Царь сел. В его величии не было ничего наигранного. Рука его широко опустилась на книги и журнальные страницы, как коршун – на добычу.
– А Белинский? – проговорил он. – Твой учитель и почитатель Белинский? Ты же читал публично его письмо к Гоголю.
Он ткнул указательным пальцем в лист бумаги и прочитал отмеченный отрывок:
– «В словах боги религиях,вижу тьму, мрак, цепи и кнут». [44]Ты тоже видишь только это?
Когда Федор входил к царю, он не полностью осознавал, куда попал. Только теперь у него стало понемногу складываться представление о личности того, с кем он беседовал. В то же время он увидел вдруг и себя: грязного, оборванного, нелепого, оскорбляющего своим присутствием не только зрение, но, возможно, и обоняние.
– Государь, Белинский был мне другом. Благодаря ему я в несколько дней стал знаменит. Он плакал, читая моих «Бедных людей». Выйдя от него, я остановился тогда на панели, посмотрел на небо и подумал: «Правда ли я так велик, как он говорит?» Но мы недолго были вместе. Для него литература – средство политической пропаганды. Я же думаю, что она принадлежит красоте, а красота спасет мир.

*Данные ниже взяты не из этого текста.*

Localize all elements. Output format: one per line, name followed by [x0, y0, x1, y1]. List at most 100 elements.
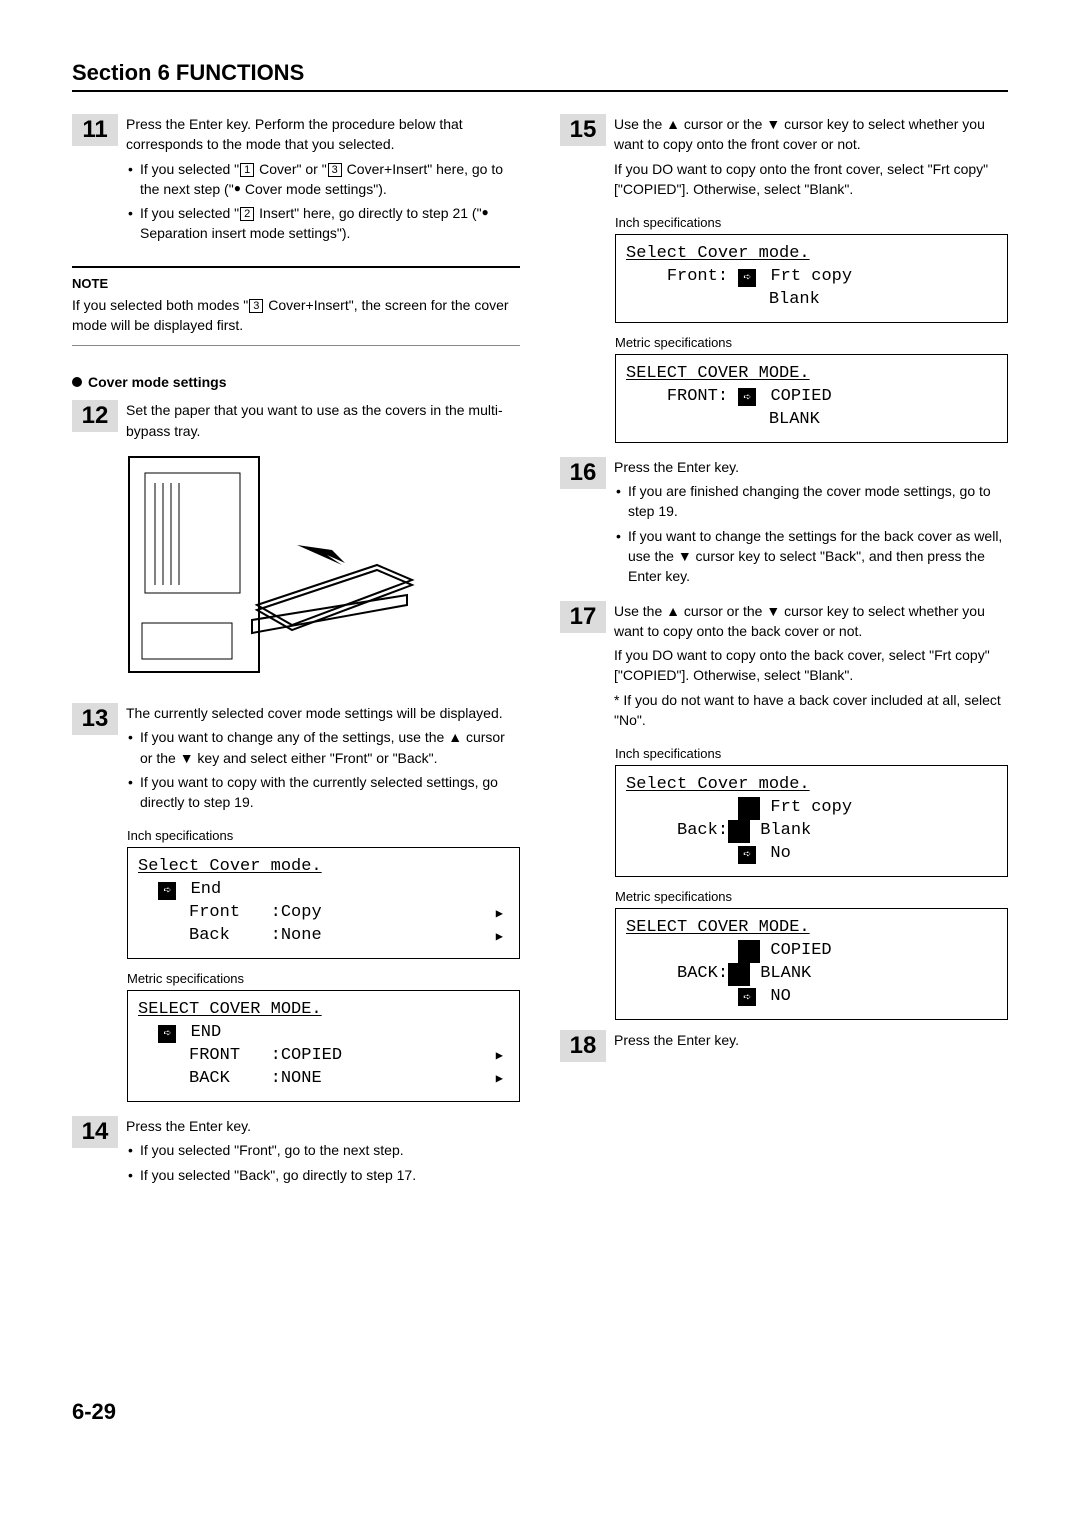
- metric-spec-label: Metric specifications: [615, 335, 1008, 350]
- lcd-line: END: [191, 1022, 222, 1045]
- lcd-line: BACK: [189, 1068, 230, 1091]
- step-number-badge: 18: [560, 1030, 606, 1062]
- step-13-bullet-1: If you want to change any of the setting…: [126, 727, 520, 768]
- lcd-title: Select Cover mode.: [626, 774, 810, 797]
- step-17-text-1: Use the ▲ cursor or the ▼ cursor key to …: [614, 601, 1008, 642]
- boxed-digit-1-icon: 1: [240, 163, 254, 177]
- metric-spec-label: Metric specifications: [127, 971, 520, 986]
- black-block-icon: [728, 820, 750, 843]
- lcd-value: :Copy: [271, 902, 322, 925]
- bullet-dot-icon: ●: [482, 205, 489, 219]
- lcd-label: Front:: [667, 266, 728, 289]
- lcd-option: No: [770, 843, 790, 866]
- step-12: 12 Set the paper that you want to use as…: [72, 400, 520, 445]
- pointer-right-icon: ➪: [158, 882, 176, 900]
- bullet-dot-icon: [72, 377, 82, 387]
- black-block-icon: [738, 940, 760, 963]
- lcd-line: Back: [189, 925, 230, 948]
- step-14-text: Press the Enter key.: [126, 1116, 520, 1136]
- step-14-bullet-2: If you selected "Back", go directly to s…: [126, 1165, 520, 1185]
- step-11-text: Press the Enter key. Perform the procedu…: [126, 114, 520, 155]
- lcd-option: NO: [770, 986, 790, 1009]
- lcd-panel: SELECT COVER MODE. FRONT: ➪ COPIED BLANK: [615, 354, 1008, 443]
- lcd-line: End: [191, 879, 222, 902]
- boxed-digit-2-icon: 2: [240, 207, 254, 221]
- lcd-panel: Select Cover mode. ➪ End Front :Copy ▶ Ba…: [127, 847, 520, 959]
- step-17-text-2: If you DO want to copy onto the back cov…: [614, 645, 1008, 686]
- step-11-bullet-1: If you selected "1 Cover" or "3 Cover+In…: [126, 159, 520, 200]
- step-14-bullet-1: If you selected "Front", go to the next …: [126, 1140, 520, 1160]
- step-13: 13 The currently selected cover mode set…: [72, 703, 520, 816]
- inch-spec-label: Inch specifications: [127, 828, 520, 843]
- section-title: Section 6 FUNCTIONS: [72, 60, 1008, 92]
- black-block-icon: [728, 963, 750, 986]
- pointer-right-icon: ➪: [738, 988, 756, 1006]
- lcd-label: BACK:: [677, 963, 728, 986]
- step-12-text: Set the paper that you want to use as th…: [126, 400, 520, 441]
- triangle-right-icon: ▶: [496, 906, 509, 922]
- cover-mode-settings-heading: Cover mode settings: [72, 374, 520, 390]
- inch-spec-label: Inch specifications: [615, 746, 1008, 761]
- bullet-dot-icon: ●: [234, 181, 241, 195]
- lcd-panel: Select Cover mode. Front: ➪ Frt copy Bla…: [615, 234, 1008, 323]
- inch-spec-label: Inch specifications: [615, 215, 1008, 230]
- step-number-badge: 15: [560, 114, 606, 146]
- triangle-right-icon: ▶: [496, 1071, 509, 1087]
- step-11-bullet-2: If you selected "2 Insert" here, go dire…: [126, 203, 520, 244]
- txt: Cover mode settings").: [241, 181, 387, 197]
- lcd-option: BLANK: [769, 409, 820, 432]
- step-15: 15 Use the ▲ cursor or the ▼ cursor key …: [560, 114, 1008, 203]
- right-column: 15 Use the ▲ cursor or the ▼ cursor key …: [560, 114, 1008, 1199]
- lcd-line: FRONT: [189, 1045, 240, 1068]
- step-18: 18 Press the Enter key.: [560, 1030, 1008, 1062]
- triangle-right-icon: ▶: [496, 929, 509, 945]
- lcd-panel: Select Cover mode. Frt copy Back: Blank …: [615, 765, 1008, 877]
- lcd-label: Back:: [677, 820, 728, 843]
- txt: If you selected ": [140, 161, 239, 177]
- step-17: 17 Use the ▲ cursor or the ▼ cursor key …: [560, 601, 1008, 735]
- note-label: NOTE: [72, 276, 520, 291]
- lcd-value: :NONE: [271, 1068, 322, 1091]
- note-text: If you selected both modes "3 Cover+Inse…: [72, 295, 520, 336]
- step-15-text-2: If you DO want to copy onto the front co…: [614, 159, 1008, 200]
- lcd-option: COPIED: [770, 386, 831, 409]
- note-block: NOTE If you selected both modes "3 Cover…: [72, 266, 520, 347]
- step-18-text: Press the Enter key.: [614, 1030, 1008, 1050]
- lcd-title: SELECT COVER MODE.: [626, 917, 810, 940]
- pointer-right-icon: ➪: [158, 1025, 176, 1043]
- step-number-badge: 16: [560, 457, 606, 489]
- txt: If you selected both modes ": [72, 297, 248, 313]
- step-number-badge: 13: [72, 703, 118, 735]
- pointer-right-icon: ➪: [738, 846, 756, 864]
- lcd-panel: SELECT COVER MODE. ➪ END FRONT :COPIED▶ …: [127, 990, 520, 1102]
- step-13-bullet-2: If you want to copy with the currently s…: [126, 772, 520, 813]
- step-number-badge: 11: [72, 114, 118, 146]
- subhead-text: Cover mode settings: [88, 374, 226, 390]
- metric-spec-label: Metric specifications: [615, 889, 1008, 904]
- lcd-option: BLANK: [760, 963, 811, 986]
- step-number-badge: 14: [72, 1116, 118, 1148]
- lcd-title: SELECT COVER MODE.: [626, 363, 810, 386]
- lcd-line: Front: [189, 902, 240, 925]
- lcd-option: Frt copy: [770, 266, 852, 289]
- lcd-label: FRONT:: [667, 386, 728, 409]
- step-13-text: The currently selected cover mode settin…: [126, 703, 520, 723]
- step-16: 16 Press the Enter key. If you are finis…: [560, 457, 1008, 591]
- lcd-value: :None: [271, 925, 322, 948]
- lcd-title: SELECT COVER MODE.: [138, 999, 322, 1022]
- step-14: 14 Press the Enter key. If you selected …: [72, 1116, 520, 1189]
- txt: Separation insert mode settings").: [140, 225, 350, 241]
- txt: Cover" or ": [255, 161, 326, 177]
- lcd-option: COPIED: [770, 940, 831, 963]
- lcd-title: Select Cover mode.: [138, 856, 322, 879]
- lcd-panel: SELECT COVER MODE. COPIED BACK: BLANK ➪ …: [615, 908, 1008, 1020]
- step-16-text: Press the Enter key.: [614, 457, 1008, 477]
- lcd-value: :COPIED: [271, 1045, 342, 1068]
- triangle-right-icon: ▶: [496, 1048, 509, 1064]
- step-number-badge: 17: [560, 601, 606, 633]
- page-number: 6-29: [72, 1399, 1008, 1455]
- txt: If you selected ": [140, 205, 239, 221]
- step-17-text-3: * If you do not want to have a back cove…: [614, 690, 1008, 731]
- step-number-badge: 12: [72, 400, 118, 432]
- black-block-icon: [738, 797, 760, 820]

– Но ты во всеуслышание читал письмо этого безбожника!
– Да, государь. Его письмо – это литературный памятник, а литература, если она хороша, может быть только на правой стороне, каковы бы ни были заблуждения литератора.
Искренен ли этот узник? Наполовину? На четверть? Николай смотрел на него с подозрением. Вдруг лицо самодержца приняло новое выражение: оно выражало теперь страстное желание проникнуть в самую душу преданного сына:
– Ты оставил армию и службу на благо Отчизны, чтобы стать бумагомарателем. Я не одобряю этого, но отношусь к этому снисходительно. Я читал твои писания. Когда человек пишет, как ты, когда в нем столько понимания, столько сострадания в душе, он не может быть плохим, как те, другие. Я хочу спросить тебя, Федор Михайлович, – добавил Николай с насмешливым добродушием, – кто ты такой? А?
У Федора перехватило горло, глаза его наполнились соленой влагой. Царь говорил с ним как настоящий потомок помазанников Божьих, какими бы они ни были – славными или нет, добрыми или нет, святыми или нет, глупыми или нет, грубыми или нет, – тех властителей, которые за какую-то тысячу лет, как невероятно это ни казалось бы, вопреки отсутствию естественных границ, вопреки одинаковой враждебности Востока и Запада, создали неповторимую Святую Русь.
Федору вдруг показалось, что здесь, в этом запертом кабинете, рядом с ним находится не обыкновенный человек, а некое космическое существо, уходящее корнями в незапамятные исторические дали, существо, чья святость и чья миссия – от Бога и Царства Его, а кровавые методы, к которым он вынужден подчас прибегать, – от дьявола, существо из плоти и крови, в котором есть и от зверей земли Его и от ангелов неба Его.
И тут все смущение Федора, смущение поверхностное, бывшее следствием не природы его, но воспитания, вдруг улетучилось. Ну и что же, что он уродлив и грязен, что он дурно пахнет в присутствии царя? Царь и не таких видывал. Почувствовав себя голым и безоружным и придя от этого в восторг, он желал теперь только одного – исповедоваться до глубины души. Он взглянул в ночное окно: там застыл все тот же белеющий свет. Не было больше времени, ибо ангел своим перстом остановил стрелки всех дворцовых часов, больших и маленьких. Царь и подданный могли беседовать вне времени.